There are other Curbside roles I haven’t mentioned, like delivering the groceries to the cars on plastic carts; ringing the orders through the registers, packing them up and labeling them with appropriate information; “staging” orders so they’re good to go (refrigerated? frozen?); running the credit cards. And then there’s running the business. I am horrified at the thought of how hard that job is right now. I’ve definitely seen some tears. I do my three days and leave, tired, satisfied to have done my part, worrying I haven’t done enough, thankful for the opportunity to have been around people for a while. Every few seconds of chitchat with work buddies and customers – anyone who’s on the outer rings of my social circle – is like taking one of those Emergen-C packets (currently out of stock at manufacturer). Humans talking to each other is incandescence. Bubbles. Have you noticed? I feel like a monkey more than ever. I have needs. I gotta make some noise with the other animals, otherwise I don’t feel right.

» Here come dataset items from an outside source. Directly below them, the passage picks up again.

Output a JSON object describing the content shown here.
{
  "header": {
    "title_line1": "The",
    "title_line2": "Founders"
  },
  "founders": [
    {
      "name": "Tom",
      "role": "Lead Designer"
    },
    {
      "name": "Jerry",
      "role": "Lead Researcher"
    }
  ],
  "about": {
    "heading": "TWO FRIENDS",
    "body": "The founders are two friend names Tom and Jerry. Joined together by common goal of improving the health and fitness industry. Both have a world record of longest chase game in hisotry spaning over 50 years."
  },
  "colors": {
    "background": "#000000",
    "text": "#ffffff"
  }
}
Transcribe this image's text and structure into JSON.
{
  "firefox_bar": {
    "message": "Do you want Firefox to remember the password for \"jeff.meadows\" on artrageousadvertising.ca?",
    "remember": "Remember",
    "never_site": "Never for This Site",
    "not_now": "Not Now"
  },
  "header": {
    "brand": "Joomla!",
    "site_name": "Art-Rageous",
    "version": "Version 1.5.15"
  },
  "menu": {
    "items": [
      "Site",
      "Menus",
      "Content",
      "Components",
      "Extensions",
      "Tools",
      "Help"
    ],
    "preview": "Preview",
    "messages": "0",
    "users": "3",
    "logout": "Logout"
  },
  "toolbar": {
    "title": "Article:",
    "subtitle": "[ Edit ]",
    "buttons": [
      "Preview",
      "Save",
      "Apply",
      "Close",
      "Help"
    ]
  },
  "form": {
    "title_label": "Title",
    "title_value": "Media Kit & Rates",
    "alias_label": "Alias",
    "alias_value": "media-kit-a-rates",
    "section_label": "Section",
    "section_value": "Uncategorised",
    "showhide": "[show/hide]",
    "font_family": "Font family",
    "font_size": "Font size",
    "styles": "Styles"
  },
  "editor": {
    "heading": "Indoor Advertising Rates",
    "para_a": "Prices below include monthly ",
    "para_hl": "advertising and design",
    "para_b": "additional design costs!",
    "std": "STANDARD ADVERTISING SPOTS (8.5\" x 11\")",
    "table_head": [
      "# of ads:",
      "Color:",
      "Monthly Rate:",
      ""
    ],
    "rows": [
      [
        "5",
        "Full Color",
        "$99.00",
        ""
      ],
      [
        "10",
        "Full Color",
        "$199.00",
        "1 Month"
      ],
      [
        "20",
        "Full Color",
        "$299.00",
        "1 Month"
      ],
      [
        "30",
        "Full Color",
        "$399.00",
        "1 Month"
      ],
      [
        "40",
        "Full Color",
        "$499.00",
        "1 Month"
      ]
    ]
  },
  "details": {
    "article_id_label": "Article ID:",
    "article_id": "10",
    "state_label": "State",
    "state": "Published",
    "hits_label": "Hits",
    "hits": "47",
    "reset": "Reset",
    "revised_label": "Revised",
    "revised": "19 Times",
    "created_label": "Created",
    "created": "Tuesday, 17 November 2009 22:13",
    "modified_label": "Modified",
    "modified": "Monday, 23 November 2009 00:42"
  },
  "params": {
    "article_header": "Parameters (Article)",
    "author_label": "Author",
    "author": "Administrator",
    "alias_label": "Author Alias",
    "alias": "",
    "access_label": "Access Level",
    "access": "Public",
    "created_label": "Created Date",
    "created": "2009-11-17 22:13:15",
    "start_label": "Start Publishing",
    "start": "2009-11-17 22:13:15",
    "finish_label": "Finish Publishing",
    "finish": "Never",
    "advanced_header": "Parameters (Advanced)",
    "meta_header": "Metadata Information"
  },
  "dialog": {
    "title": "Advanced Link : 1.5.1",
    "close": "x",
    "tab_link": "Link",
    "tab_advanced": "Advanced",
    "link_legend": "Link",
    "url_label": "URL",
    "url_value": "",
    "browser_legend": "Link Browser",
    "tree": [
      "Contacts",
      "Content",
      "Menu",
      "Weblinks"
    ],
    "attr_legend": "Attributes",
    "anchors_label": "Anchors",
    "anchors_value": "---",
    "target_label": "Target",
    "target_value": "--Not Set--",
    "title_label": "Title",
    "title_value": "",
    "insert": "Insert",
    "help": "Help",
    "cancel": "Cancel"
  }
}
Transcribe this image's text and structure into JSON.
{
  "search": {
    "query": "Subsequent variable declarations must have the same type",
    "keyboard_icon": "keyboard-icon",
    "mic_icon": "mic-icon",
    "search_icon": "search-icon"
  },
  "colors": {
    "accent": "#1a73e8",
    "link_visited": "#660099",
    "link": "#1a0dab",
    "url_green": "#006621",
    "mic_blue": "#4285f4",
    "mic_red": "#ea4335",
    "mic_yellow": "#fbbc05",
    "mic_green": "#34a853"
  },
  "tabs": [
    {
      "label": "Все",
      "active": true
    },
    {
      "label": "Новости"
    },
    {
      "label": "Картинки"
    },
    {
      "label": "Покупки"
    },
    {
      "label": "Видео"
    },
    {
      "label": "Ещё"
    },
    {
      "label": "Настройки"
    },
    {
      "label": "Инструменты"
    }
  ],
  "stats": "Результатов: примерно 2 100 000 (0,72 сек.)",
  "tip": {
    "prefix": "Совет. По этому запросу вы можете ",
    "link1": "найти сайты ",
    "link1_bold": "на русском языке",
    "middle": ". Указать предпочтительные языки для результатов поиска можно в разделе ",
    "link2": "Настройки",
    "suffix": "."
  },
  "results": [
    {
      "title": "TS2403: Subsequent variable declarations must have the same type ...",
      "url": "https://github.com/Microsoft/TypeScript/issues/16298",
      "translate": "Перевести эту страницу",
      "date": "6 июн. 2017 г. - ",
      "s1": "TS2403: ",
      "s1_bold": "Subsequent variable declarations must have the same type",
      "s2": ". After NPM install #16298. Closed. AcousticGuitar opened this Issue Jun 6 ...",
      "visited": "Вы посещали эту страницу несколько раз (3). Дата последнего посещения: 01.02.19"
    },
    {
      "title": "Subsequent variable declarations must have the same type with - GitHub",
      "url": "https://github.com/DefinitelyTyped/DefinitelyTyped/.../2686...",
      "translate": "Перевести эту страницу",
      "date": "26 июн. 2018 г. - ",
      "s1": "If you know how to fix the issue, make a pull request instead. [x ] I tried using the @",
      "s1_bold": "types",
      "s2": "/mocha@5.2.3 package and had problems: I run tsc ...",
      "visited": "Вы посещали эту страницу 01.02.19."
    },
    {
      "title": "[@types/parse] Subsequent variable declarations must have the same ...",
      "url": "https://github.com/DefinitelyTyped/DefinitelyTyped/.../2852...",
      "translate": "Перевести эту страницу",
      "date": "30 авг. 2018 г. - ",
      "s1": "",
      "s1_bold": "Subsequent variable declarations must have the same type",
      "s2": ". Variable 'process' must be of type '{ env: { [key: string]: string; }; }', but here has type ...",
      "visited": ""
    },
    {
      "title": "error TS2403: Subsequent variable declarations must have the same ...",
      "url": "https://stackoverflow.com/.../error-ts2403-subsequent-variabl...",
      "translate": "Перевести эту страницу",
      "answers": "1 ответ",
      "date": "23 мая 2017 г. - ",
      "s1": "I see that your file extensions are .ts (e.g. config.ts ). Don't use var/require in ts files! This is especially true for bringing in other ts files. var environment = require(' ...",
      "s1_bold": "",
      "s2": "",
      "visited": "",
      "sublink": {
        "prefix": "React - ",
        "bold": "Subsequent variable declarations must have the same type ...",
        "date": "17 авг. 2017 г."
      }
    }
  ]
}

We staff members get lots of compliments and appreciation for being on the “front lines,” but in many ways we’re the lucky ones. Our tribe is able to work together, we can feel our usefulness and disappear into our tasks. We have jobs. And of course the pandemic has stripped many people of that opportunity to feel helpful, let alone their paychecks. The best thing to do for others is to stay away, and it’s devastating. The science doesn’t match our instincts. It’s like climate change but on a shorter time scale: we have to rely on our brains, trust that major changes now are going to protect lives down the lane. It sucks. But I’m doing my best to accept the hard stuff and revel in the good stuff, moment by moment.
Alright, well, It goes without saying, but take care of yourselves in body, mind, and spirit. Change is the only promise. Hoping us all the best.